Réunion du 10 septembre 2008 à 9h30
Commission des finances, de l’économie générale et du contrôle budgétaire

Thomas Clay :

C'est un plaisir et un honneur pour moi d'être auditionné par votre Commission à propos d'une affaire qui a porté l'arbitrage à la connaissance du grand public, mais dans une représentation infidèle de ce qu'est cette justice privée. Il ne faut en effet pas croire que tous les arbitrages se déroulent comme celui qui fait l'objet de vos travaux. Dans l'immense majorité des cas, l'arbitrage est une justice qui fonctionne, et qui fonctionne même très bien – c'est pourquoi, d'ailleurs, on en entend peu parler. C'est une justice qui donne toute satisfaction car elle est rapide, confidentielle, adaptée aux affaires et aux usages du monde des affaires. C'est aussi une justice à laquelle les arbitres consacrent tout le temps nécessaire, et qui présente l'avantage pour les parties qu'elles peuvent choisir ceux qui vont les juger. Il ne faudrait donc pas que cette affaire discrédite la pratique de l'arbitrage ; autrement dit, il ne faut pas confondre l'arbitrage en tant que tel et cet arbitrage particulier.

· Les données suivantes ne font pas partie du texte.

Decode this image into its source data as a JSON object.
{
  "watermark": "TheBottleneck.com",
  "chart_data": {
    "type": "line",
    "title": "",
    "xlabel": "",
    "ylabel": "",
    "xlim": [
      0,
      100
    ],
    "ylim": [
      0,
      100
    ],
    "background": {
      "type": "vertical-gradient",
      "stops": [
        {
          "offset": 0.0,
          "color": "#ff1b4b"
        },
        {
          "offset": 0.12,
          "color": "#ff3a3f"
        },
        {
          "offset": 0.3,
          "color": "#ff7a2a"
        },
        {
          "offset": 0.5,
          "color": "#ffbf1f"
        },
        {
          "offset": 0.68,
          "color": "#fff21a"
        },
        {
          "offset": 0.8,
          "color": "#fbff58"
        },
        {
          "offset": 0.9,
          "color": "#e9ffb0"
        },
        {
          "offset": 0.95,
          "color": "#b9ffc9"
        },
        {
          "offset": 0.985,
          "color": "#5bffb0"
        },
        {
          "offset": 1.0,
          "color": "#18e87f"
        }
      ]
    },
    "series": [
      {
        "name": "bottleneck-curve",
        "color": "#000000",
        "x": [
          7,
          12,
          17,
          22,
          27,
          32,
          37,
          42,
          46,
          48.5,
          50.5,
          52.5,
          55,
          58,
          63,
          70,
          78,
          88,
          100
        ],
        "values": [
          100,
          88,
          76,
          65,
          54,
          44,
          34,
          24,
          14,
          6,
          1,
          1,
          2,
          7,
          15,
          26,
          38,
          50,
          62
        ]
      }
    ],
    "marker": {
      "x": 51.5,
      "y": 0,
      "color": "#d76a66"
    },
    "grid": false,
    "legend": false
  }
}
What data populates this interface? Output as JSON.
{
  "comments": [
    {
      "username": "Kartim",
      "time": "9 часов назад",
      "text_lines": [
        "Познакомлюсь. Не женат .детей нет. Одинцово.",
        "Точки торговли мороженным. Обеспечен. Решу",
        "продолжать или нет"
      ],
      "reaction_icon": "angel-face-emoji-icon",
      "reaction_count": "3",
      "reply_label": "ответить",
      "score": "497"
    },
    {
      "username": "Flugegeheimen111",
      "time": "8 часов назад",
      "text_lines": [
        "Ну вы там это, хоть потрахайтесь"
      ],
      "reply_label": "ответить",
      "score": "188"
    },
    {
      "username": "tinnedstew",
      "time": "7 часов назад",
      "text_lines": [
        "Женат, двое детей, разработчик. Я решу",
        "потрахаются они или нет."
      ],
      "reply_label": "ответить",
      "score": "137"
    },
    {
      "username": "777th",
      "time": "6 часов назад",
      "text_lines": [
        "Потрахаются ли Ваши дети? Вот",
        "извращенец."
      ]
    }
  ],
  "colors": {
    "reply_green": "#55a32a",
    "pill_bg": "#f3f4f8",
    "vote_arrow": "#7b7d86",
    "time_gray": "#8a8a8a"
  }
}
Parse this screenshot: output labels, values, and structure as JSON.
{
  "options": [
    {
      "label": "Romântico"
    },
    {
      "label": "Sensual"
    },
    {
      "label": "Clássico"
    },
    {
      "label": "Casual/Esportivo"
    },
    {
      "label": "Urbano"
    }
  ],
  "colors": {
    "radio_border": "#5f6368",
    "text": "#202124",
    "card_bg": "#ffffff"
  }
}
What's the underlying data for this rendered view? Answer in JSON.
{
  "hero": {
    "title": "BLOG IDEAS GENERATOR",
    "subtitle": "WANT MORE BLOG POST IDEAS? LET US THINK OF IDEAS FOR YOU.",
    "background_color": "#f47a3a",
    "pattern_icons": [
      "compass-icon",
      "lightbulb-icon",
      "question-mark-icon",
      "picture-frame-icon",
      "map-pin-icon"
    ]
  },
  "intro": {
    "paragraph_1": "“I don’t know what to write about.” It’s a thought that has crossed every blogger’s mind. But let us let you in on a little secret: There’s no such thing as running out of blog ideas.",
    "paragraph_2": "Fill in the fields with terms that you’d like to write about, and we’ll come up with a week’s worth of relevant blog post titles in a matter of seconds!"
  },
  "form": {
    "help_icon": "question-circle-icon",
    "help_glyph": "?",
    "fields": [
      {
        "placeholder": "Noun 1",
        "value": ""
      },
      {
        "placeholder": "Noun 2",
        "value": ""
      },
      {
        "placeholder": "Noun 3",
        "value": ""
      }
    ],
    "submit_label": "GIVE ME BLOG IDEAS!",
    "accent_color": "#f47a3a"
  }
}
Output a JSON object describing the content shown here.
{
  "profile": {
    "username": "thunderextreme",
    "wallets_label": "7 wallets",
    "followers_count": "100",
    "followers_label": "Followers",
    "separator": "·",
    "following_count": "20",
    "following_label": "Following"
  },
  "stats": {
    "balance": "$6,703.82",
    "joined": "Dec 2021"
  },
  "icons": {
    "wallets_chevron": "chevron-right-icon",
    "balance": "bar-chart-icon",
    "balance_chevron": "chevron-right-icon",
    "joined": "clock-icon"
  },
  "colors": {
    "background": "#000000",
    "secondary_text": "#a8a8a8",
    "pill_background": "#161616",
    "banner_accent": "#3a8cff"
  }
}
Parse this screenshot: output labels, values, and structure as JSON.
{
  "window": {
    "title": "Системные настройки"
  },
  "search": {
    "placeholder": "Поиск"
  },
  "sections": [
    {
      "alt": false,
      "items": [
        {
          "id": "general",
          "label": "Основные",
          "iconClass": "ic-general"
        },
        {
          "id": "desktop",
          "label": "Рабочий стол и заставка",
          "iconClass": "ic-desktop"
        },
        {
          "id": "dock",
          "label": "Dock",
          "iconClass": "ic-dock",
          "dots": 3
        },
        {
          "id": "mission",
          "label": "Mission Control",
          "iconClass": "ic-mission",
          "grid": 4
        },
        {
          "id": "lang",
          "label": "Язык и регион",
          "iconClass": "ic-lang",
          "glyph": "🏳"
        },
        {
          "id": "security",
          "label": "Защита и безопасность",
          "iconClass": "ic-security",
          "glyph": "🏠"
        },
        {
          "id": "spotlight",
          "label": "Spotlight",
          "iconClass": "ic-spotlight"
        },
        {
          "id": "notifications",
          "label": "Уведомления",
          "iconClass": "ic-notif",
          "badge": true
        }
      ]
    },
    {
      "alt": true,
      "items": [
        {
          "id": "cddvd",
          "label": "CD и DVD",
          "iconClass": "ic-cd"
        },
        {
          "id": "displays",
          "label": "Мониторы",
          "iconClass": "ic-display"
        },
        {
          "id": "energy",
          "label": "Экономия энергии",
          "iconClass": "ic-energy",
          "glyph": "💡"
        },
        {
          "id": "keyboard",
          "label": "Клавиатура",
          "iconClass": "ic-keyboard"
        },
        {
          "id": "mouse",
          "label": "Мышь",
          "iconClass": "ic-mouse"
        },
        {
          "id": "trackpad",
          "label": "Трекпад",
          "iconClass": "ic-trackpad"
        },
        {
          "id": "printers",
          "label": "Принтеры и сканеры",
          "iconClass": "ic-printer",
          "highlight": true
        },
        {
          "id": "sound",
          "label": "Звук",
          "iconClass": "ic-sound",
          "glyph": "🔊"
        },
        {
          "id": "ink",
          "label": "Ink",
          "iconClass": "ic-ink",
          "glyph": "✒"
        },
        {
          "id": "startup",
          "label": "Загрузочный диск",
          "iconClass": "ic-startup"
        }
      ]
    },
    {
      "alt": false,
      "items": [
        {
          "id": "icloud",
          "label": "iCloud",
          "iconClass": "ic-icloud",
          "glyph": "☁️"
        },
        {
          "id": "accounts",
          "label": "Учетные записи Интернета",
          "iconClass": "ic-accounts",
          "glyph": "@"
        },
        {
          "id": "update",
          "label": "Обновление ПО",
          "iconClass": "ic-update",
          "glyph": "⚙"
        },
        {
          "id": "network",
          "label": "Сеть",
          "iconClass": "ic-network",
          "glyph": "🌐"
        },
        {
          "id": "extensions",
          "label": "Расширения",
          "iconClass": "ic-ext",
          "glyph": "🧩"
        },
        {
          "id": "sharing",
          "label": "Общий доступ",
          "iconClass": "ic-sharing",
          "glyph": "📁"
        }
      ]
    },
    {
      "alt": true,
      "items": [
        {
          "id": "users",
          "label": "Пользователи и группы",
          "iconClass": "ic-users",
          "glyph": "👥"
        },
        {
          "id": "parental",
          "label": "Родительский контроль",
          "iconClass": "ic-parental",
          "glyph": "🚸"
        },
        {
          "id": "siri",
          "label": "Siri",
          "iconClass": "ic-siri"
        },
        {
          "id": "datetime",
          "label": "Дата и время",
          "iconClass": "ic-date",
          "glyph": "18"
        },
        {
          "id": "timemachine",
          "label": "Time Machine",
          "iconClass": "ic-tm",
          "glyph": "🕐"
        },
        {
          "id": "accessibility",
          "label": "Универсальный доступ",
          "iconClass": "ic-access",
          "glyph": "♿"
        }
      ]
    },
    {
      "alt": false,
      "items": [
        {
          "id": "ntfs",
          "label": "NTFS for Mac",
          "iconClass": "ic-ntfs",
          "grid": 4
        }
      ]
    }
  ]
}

Il ne m'appartient pas de juger l'affaire au fond car je n'ai eu qu'un accès très partiel au dossier et je n'y suis lié en rien, mais il convient de donner un éclairage sur la procédure suivie, qui ne laisse pas d'interroger. Je m'efforcerai donc d'éclairer votre Commission sur le droit et la pratique de l'arbitrage, puis d'éprouver la procédure suivie en l'espèce au regard de ce droit et de ces pratiques avant d'indiquer quels sont les recours possibles à l'égard de la sentence arbitrale rendue le 7 juillet dernier.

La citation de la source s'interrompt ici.